À l’instar de Spike Lee, O’Connor n’exploite jamais les thèmes sociaux en question à fins de ponctuations émotionnelles faciles ou de revendications populistes. Son message s’articule plutôt autour de personnages crédibles, nuancés, attachants, en proie à des problèmes quotidiens auxquels la plupart d’entre nous (les 99%!) peuvent s’identifier. Le fameux combat final n’aurait pratiquement pas d’impact si on ne ressentait pas l’humanité, la vulnérabilité, des héros pugilistes. Et c’est là que le pari du cinéaste de ne pas faire appel à des stars du cinéma d’action s’est montré payant. En engageant des acteurs peu connus mais de très haute qualité (l’Australien Joel Edgerton, qu’on a pu voir dans Animal Kingdom, et le Britannique Tom Hardy, qu’on verra dans la peau de Bane dans The Dark Knight Rises), il évite de tomber dans le violence porn, et s’accorde l’opportunité d’un souffle davantage anthropologique. Warrior est d’abord et avant tout une remise en question de la virilité et de sa place dans la société contemporaine. Un Fight Club sans les prétentions métaphysiques.

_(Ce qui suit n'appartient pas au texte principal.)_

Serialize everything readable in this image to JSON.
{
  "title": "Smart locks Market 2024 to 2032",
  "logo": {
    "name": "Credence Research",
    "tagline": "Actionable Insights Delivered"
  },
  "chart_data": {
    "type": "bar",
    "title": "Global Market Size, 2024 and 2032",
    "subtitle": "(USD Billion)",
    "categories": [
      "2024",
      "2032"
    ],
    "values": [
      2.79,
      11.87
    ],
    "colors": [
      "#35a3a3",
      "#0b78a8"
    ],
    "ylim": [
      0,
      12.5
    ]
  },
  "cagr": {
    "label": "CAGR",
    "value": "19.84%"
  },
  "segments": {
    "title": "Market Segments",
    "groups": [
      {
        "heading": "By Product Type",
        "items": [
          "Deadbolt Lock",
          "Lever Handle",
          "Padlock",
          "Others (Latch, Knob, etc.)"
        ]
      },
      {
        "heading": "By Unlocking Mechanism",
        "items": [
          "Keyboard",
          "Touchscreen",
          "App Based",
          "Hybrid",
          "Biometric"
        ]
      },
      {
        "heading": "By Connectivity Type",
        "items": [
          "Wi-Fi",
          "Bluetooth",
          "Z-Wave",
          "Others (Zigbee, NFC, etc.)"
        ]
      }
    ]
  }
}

La zone de combat dans Warrior, l’octogone, n’est pas seulement un lieu servant à démontrer les prouesses athlétiques de surhommes. Il s’agit également d’une belle métaphore d’une Amérique meurtrie, dont les habitants, abandonnés par leurs institutions, leurs politiciens – leur civilisation même – régressent noblement à un état primitif afin de réclamer le rêve américain auquel ils persistent toujours à croire. Ces gladiateurs modernes ne disposent plus que de leurs propres corps pour survivre; il s’agit de leur seul et unique catalyseur d’énergie positive, physiquement destructrice mais spirituellement créatrice. Warrior est en quelque sorte une célébration à la gloire de l’humain originel, et c’est à la fois absolument authentique et émouvant.